Perform a business impact analysis
Just the OHS requirements can be onerous for businesses to implement, maintain and enforce as care is required for each and every location and duty.
Organisations should carry out a business impact analysis that reveals the true cost of operating in that context. They may find they cannot resume business simply because it would be unprofitable to do so.
Attend to immediate challenges
Above all, companies must focus on cash management and liquidity first. Everything else a company does must be subordinated to this one objective.
Assess normal business risks
The biggest risk for companies is the impact of OHS requirements on their ability to operate. However, they cannot overlook typical business risks.
They must quickly assess their current competitive advantages and disadvantages, especially in terms of their supply chain. If they cannot procure goods or services, they cannot continue.
Having identified their competitive advantages, with a view to generating cash and building liquidity, companies will be ready for some tough decisions. They need to develop new ways of delivering their good and services to their market.

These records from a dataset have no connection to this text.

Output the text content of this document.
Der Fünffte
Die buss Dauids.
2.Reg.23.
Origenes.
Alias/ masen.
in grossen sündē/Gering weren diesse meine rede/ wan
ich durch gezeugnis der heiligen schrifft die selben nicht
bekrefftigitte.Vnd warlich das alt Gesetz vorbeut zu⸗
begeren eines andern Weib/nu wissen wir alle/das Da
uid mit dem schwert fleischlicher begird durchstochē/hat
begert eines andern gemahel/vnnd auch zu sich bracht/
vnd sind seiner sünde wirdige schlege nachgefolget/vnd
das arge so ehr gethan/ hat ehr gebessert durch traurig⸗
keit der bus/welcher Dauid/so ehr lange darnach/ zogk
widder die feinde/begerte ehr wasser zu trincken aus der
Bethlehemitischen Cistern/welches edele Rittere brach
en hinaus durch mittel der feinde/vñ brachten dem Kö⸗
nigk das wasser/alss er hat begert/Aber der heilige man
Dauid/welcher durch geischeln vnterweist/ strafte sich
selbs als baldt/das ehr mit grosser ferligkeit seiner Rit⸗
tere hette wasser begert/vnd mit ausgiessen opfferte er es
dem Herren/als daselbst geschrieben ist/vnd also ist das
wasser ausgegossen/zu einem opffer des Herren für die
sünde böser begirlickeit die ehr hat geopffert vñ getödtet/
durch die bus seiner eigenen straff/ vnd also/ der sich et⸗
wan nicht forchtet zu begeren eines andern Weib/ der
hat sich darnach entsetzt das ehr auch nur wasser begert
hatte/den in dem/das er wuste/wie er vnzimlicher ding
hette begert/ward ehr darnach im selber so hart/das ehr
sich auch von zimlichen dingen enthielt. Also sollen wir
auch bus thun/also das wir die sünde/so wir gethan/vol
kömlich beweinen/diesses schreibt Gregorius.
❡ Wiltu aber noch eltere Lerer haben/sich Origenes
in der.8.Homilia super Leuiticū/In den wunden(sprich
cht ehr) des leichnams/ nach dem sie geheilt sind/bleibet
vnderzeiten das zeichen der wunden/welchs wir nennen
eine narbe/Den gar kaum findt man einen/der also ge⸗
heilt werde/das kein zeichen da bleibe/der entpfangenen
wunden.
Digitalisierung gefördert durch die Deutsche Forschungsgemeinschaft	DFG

Can they embrace ecommerce and home deliveries? Or should they sell their inventories off to atypical customers, rent out floor space, or hire out their expertise. In short, they will need to break the business mould and look for radical opportunities outside the norm.
Assess legal commitments and exposures
As the legal health and safety officer of their company, could the CEO be sued for murder if an employee dies because they did not implement the necessary precautions?
A hairdresser in PE faces this situation after testing positive yet ignoring instructions to self-isolated, leading to the death of another.
Companies must review their exposure to similar litigation, as well as their ability to comply with regulations both structurally and operationally.
“Companies should accept that, when they open their doors again, they may need to be very different businesses than before to survive,” says Palm.
They must therefore urgently reassess their strategic outcomes in light of new risks and opportunities, and pivot accordingly.